When an alloca (like %tmp) is used as the source and destination of memcpy's,
and when it has padding, the SRoA pass fails to scalarize the alloca into its
elements, and therefore has to promote the entire thing into a ridiculous
integer.  We often fail to optimize away parts of these huge integers.

While this particular case could (in principle) be improved, there are also
other problems.  The code generator ultimately lowers many llvm.memcpy's into
individual loads and stores, e.g. for code like:

struct foo a,b;

void test() {
  a = b;
}

Because we have lost information about padding, we actually do a full transfer
of the padding.  This usually isn't a problem, but can cause store-load
forwarding stalls in some processors, when the small element is previously
stored as its smaller type.

Finally, many of the other optimizations that hack on memory transfers (e.g.
memdep, DSE, etc) can benefit from information about padding.

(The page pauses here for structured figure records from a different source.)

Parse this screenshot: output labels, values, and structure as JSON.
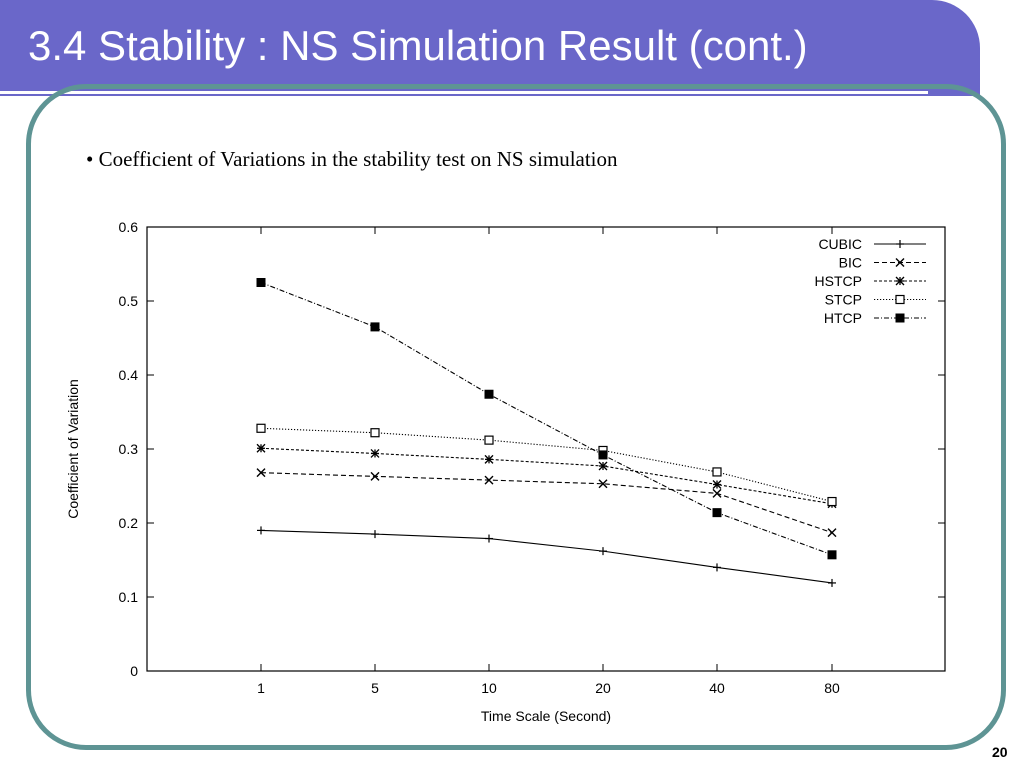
{
  "slide": {
    "title": "3.4 Stability : NS Simulation Result (cont.)",
    "subtitle": "• Coefficient of Variations in the stability test on NS simulation",
    "page_number": "20"
  },
  "colors": {
    "title_bar": "#6a67c9",
    "frame": "#5e9494",
    "line": "#000000"
  },
  "chart_data": {
    "type": "line",
    "title": "",
    "xlabel": "Time Scale (Second)",
    "ylabel": "Coefficient of Variation",
    "categories": [
      "1",
      "5",
      "10",
      "20",
      "40",
      "80"
    ],
    "ylim": [
      0,
      0.6
    ],
    "yticks": [
      "0",
      "0.1",
      "0.2",
      "0.3",
      "0.4",
      "0.5",
      "0.6"
    ],
    "grid": false,
    "legend_position": "top-right",
    "series": [
      {
        "name": "CUBIC",
        "values": [
          0.19,
          0.185,
          0.179,
          0.162,
          0.14,
          0.119
        ],
        "marker": "plus",
        "dash": "solid"
      },
      {
        "name": "BIC",
        "values": [
          0.268,
          0.263,
          0.258,
          0.253,
          0.24,
          0.187
        ],
        "marker": "x",
        "dash": "dashed"
      },
      {
        "name": "HSTCP",
        "values": [
          0.301,
          0.294,
          0.286,
          0.277,
          0.252,
          0.226
        ],
        "marker": "asterisk",
        "dash": "dotted-dash"
      },
      {
        "name": "STCP",
        "values": [
          0.328,
          0.322,
          0.312,
          0.298,
          0.269,
          0.229
        ],
        "marker": "open-square",
        "dash": "dotted"
      },
      {
        "name": "HTCP",
        "values": [
          0.525,
          0.465,
          0.374,
          0.292,
          0.214,
          0.157
        ],
        "marker": "filled-square",
        "dash": "dash-dot"
      }
    ]
  }
}
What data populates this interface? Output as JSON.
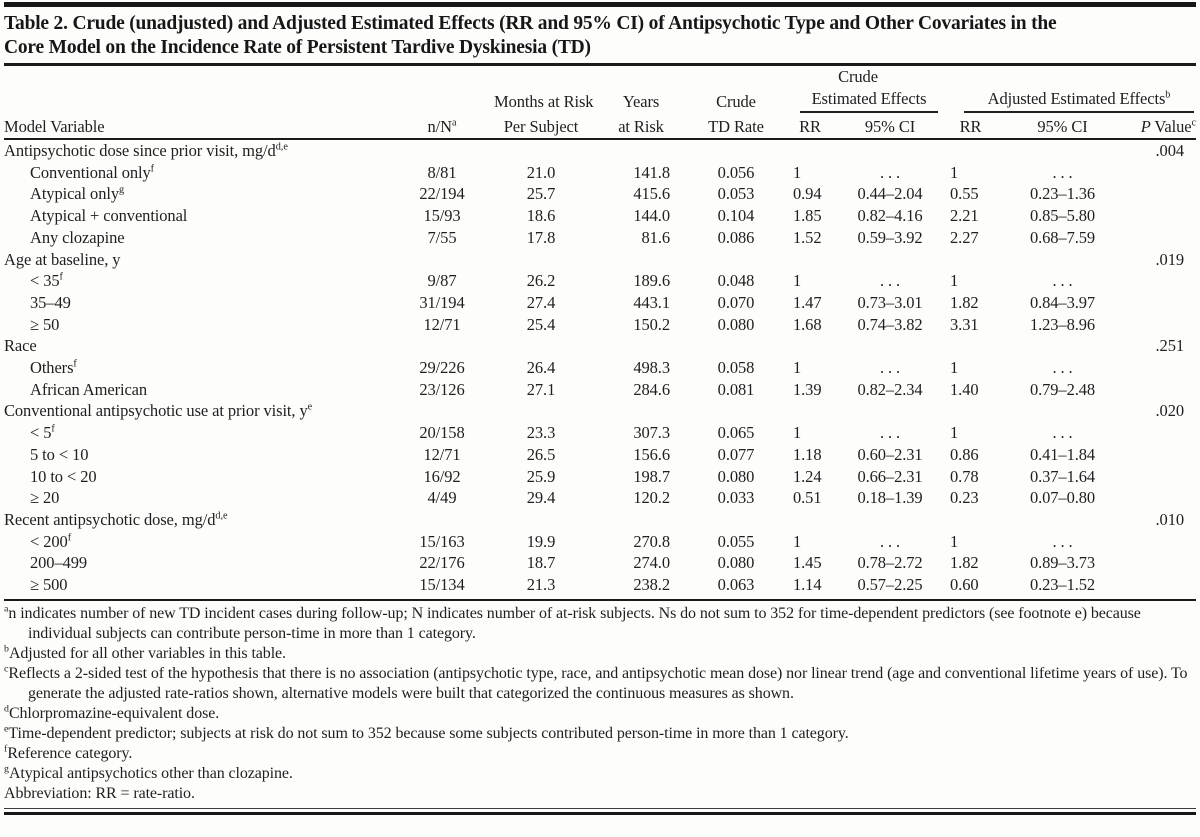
{
  "colors": {
    "ink": "#1f1f1f",
    "background": "#fdfdfc"
  },
  "title": {
    "line1": "Table 2. Crude (unadjusted) and Adjusted Estimated Effects (RR and 95% CI) of Antipsychotic Type and Other Covariates in the",
    "line2": "Core Model on the Incidence Rate of Persistent Tardive Dyskinesia (TD)"
  },
  "header": {
    "crude_group_line1": "Crude",
    "crude_group_line2": "Estimated Effects",
    "adjusted_group": "Adjusted Estimated Effects",
    "adjusted_group_sup": "b",
    "model_variable": "Model Variable",
    "n_N": "n/N",
    "n_N_sup": "a",
    "months_line1": "Months at Risk",
    "months_line2": "Per Subject",
    "years_line1": "Years",
    "years_line2": "at Risk",
    "crude_rate_line1": "Crude",
    "crude_rate_line2": "TD Rate",
    "crude_rr": "RR",
    "crude_ci": "95% CI",
    "adj_rr": "RR",
    "adj_ci": "95% CI",
    "p_italic": "P",
    "p_rest": " Value",
    "p_sup": "c"
  },
  "rows": [
    {
      "type": "group",
      "label": "Antipsychotic dose since prior visit, mg/d",
      "sup": "d,e",
      "p": ".004"
    },
    {
      "type": "data",
      "label": "Conventional only",
      "sup": "f",
      "n": "8/81",
      "months": "21.0",
      "years": "141.8",
      "rate": "0.056",
      "crr": "1",
      "cci": ". . .",
      "arr": "1",
      "aci": ". . ."
    },
    {
      "type": "data",
      "label": "Atypical only",
      "sup": "g",
      "n": "22/194",
      "months": "25.7",
      "years": "415.6",
      "rate": "0.053",
      "crr": "0.94",
      "cci": "0.44–2.04",
      "arr": "0.55",
      "aci": "0.23–1.36"
    },
    {
      "type": "data",
      "label": "Atypical + conventional",
      "sup": "",
      "n": "15/93",
      "months": "18.6",
      "years": "144.0",
      "rate": "0.104",
      "crr": "1.85",
      "cci": "0.82–4.16",
      "arr": "2.21",
      "aci": "0.85–5.80"
    },
    {
      "type": "data",
      "label": "Any clozapine",
      "sup": "",
      "n": "7/55",
      "months": "17.8",
      "years": "81.6",
      "rate": "0.086",
      "crr": "1.52",
      "cci": "0.59–3.92",
      "arr": "2.27",
      "aci": "0.68–7.59"
    },
    {
      "type": "group",
      "label": "Age at baseline, y",
      "sup": "",
      "p": ".019"
    },
    {
      "type": "data",
      "label": "< 35",
      "sup": "f",
      "n": "9/87",
      "months": "26.2",
      "years": "189.6",
      "rate": "0.048",
      "crr": "1",
      "cci": ". . .",
      "arr": "1",
      "aci": ". . ."
    },
    {
      "type": "data",
      "label": "35–49",
      "sup": "",
      "n": "31/194",
      "months": "27.4",
      "years": "443.1",
      "rate": "0.070",
      "crr": "1.47",
      "cci": "0.73–3.01",
      "arr": "1.82",
      "aci": "0.84–3.97"
    },
    {
      "type": "data",
      "label": "≥ 50",
      "sup": "",
      "n": "12/71",
      "months": "25.4",
      "years": "150.2",
      "rate": "0.080",
      "crr": "1.68",
      "cci": "0.74–3.82",
      "arr": "3.31",
      "aci": "1.23–8.96"
    },
    {
      "type": "group",
      "label": "Race",
      "sup": "",
      "p": ".251"
    },
    {
      "type": "data",
      "label": "Others",
      "sup": "f",
      "n": "29/226",
      "months": "26.4",
      "years": "498.3",
      "rate": "0.058",
      "crr": "1",
      "cci": ". . .",
      "arr": "1",
      "aci": ". . ."
    },
    {
      "type": "data",
      "label": "African American",
      "sup": "",
      "n": "23/126",
      "months": "27.1",
      "years": "284.6",
      "rate": "0.081",
      "crr": "1.39",
      "cci": "0.82–2.34",
      "arr": "1.40",
      "aci": "0.79–2.48"
    },
    {
      "type": "group",
      "label": "Conventional antipsychotic use at prior visit, y",
      "sup": "e",
      "p": ".020"
    },
    {
      "type": "data",
      "label": "< 5",
      "sup": "f",
      "n": "20/158",
      "months": "23.3",
      "years": "307.3",
      "rate": "0.065",
      "crr": "1",
      "cci": ". . .",
      "arr": "1",
      "aci": ". . ."
    },
    {
      "type": "data",
      "label": "5 to < 10",
      "sup": "",
      "n": "12/71",
      "months": "26.5",
      "years": "156.6",
      "rate": "0.077",
      "crr": "1.18",
      "cci": "0.60–2.31",
      "arr": "0.86",
      "aci": "0.41–1.84"
    },
    {
      "type": "data",
      "label": "10 to < 20",
      "sup": "",
      "n": "16/92",
      "months": "25.9",
      "years": "198.7",
      "rate": "0.080",
      "crr": "1.24",
      "cci": "0.66–2.31",
      "arr": "0.78",
      "aci": "0.37–1.64"
    },
    {
      "type": "data",
      "label": "≥ 20",
      "sup": "",
      "n": "4/49",
      "months": "29.4",
      "years": "120.2",
      "rate": "0.033",
      "crr": "0.51",
      "cci": "0.18–1.39",
      "arr": "0.23",
      "aci": "0.07–0.80"
    },
    {
      "type": "group",
      "label": "Recent antipsychotic dose, mg/d",
      "sup": "d,e",
      "p": ".010"
    },
    {
      "type": "data",
      "label": "< 200",
      "sup": "f",
      "n": "15/163",
      "months": "19.9",
      "years": "270.8",
      "rate": "0.055",
      "crr": "1",
      "cci": ". . .",
      "arr": "1",
      "aci": ". . ."
    },
    {
      "type": "data",
      "label": "200–499",
      "sup": "",
      "n": "22/176",
      "months": "18.7",
      "years": "274.0",
      "rate": "0.080",
      "crr": "1.45",
      "cci": "0.78–2.72",
      "arr": "1.82",
      "aci": "0.89–3.73"
    },
    {
      "type": "data",
      "label": "≥ 500",
      "sup": "",
      "n": "15/134",
      "months": "21.3",
      "years": "238.2",
      "rate": "0.063",
      "crr": "1.14",
      "cci": "0.57–2.25",
      "arr": "0.60",
      "aci": "0.23–1.52"
    }
  ],
  "footnotes": [
    {
      "marker": "a",
      "text": "n indicates number of new TD incident cases during follow-up; N indicates number of at-risk subjects. Ns do not sum to 352 for time-dependent predictors (see footnote e) because individual subjects can contribute person-time in more than 1 category."
    },
    {
      "marker": "b",
      "text": "Adjusted for all other variables in this table."
    },
    {
      "marker": "c",
      "text": "Reflects a 2-sided test of the hypothesis that there is no association (antipsychotic type, race, and antipsychotic mean dose) nor linear trend (age and conventional lifetime years of use). To generate the adjusted rate-ratios shown, alternative models were built that categorized the continuous measures as shown."
    },
    {
      "marker": "d",
      "text": "Chlorpromazine-equivalent dose."
    },
    {
      "marker": "e",
      "text": "Time-dependent predictor; subjects at risk do not sum to 352 because some subjects contributed person-time in more than 1 category."
    },
    {
      "marker": "f",
      "text": "Reference category."
    },
    {
      "marker": "g",
      "text": "Atypical antipsychotics other than clozapine."
    },
    {
      "marker": "",
      "text": "Abbreviation: RR = rate-ratio."
    }
  ]
}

//===----------------------------------------------------------------------===//
//                  Structure Padding Information in IR
//===----------------------------------------------------------------------===//

The proposed solution to this problem is really straight-forward: Clang should
(at -O1 and above) add an MDNode to structure memcpy instructions that inform
the optimizer and code generator about structure padding.  For example, the
first generated memcpy above could be:

  ...
  call void @llvm.memcpy.p0i8.p0i8.i64(i8* %0, i8* bitcast (%struct.foo* @a to
i8*), i64 44, i32 4, i1 false), !padding !0
  ...
!0 = metadata !{ i64 5, i64 8 }

This indicates that byte 5-8 (inclusive) are undefined in the memcpy
destination.  With this information, the code generator can avoid copying these
bytes when inlining the memcpy, SRoA can cross reference the padding of the
alloca with the padding defined by the memcpy, DSE can add this metadata to
transfers which are later partially overwritten, etc.